Having scored one of the summer’s biggest global hits with the irrepressible ‘Rise’, featuring the former Vine sensations-turned-chart newcomers Jack & Jack, Jonas Blue owned the autumn with ‘Polaroid’, his long-rumoured collaboration with Liam Payne. But in true Jonas style, he threw a surprise in to the mix in the shape of Lennon Stella, the Nashville TV series actress making her pop debut.
Blue persistently strives to swerve convention, perhaps nowhere more so than on the Spanish scorcher ‘Wild’. Featuring fast-rising Merseysider Chelcee Grimes (a pro female footballer who has already co-written hits for Dua Lipa, Kesha and Kylie), Argentinian actress and Latin Disney superstar TINI and Grammy Award-winning Puerto Rican rapper Jhay Cortez, the aptly-titled ‘Wild’ takes Jonas Blue in to carnival territory for the first time.
Among the sonic surprises on Blue are the torch-to-EDM song ‘Desperate’ and the ballsy ‘Supernova’, the former featuring Scottish folk-pop singer Nina Nesbitt, the latter the large-lunged Lancashire singer Charlotte O.C., who was tipped for fame in the early Noughties before her career stalled.
Blue opens with the celebratory ‘Drink To You’, featuring Zac Abel. It’s a ‘cheers’ to the fact that Jonas Blue resolved to make an album, a bottoms up to him doubling down. The album ends with ‘Fast Car’, the debut single that sent Guy’s career supernova in 2016.
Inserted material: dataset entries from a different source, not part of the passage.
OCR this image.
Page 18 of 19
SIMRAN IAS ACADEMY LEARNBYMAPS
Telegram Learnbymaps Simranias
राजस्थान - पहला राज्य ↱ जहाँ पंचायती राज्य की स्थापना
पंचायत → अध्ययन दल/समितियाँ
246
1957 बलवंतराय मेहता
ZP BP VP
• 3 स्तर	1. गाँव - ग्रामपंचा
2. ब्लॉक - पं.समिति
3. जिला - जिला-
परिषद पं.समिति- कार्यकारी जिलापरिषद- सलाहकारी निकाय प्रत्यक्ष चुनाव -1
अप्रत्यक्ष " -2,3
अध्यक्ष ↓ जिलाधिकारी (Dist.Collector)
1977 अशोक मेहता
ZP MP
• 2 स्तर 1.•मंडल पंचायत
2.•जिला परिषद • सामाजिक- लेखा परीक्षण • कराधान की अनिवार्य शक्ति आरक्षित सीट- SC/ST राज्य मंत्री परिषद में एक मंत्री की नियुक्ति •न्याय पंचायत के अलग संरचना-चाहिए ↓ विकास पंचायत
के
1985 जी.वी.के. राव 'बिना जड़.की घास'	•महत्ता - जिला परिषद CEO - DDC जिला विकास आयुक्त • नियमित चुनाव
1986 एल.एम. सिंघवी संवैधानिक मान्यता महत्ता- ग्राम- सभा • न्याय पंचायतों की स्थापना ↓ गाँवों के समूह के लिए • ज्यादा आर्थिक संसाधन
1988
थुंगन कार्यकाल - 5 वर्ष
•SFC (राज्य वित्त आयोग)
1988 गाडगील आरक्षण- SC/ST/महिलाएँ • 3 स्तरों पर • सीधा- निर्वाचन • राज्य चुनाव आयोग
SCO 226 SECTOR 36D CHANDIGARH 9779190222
So much has changed for the man who, until 2017, was still making music in his dad’s garage, but his drive remains the same. Now with his own label, Blue Future, established to promote the new talent that he and his manager, Aaron Ross, continue to discover and with a schedule that takes him all around the world all year, Guy could be afford to sit back and take stock. But moving forward is what Jonas Blue has always been about.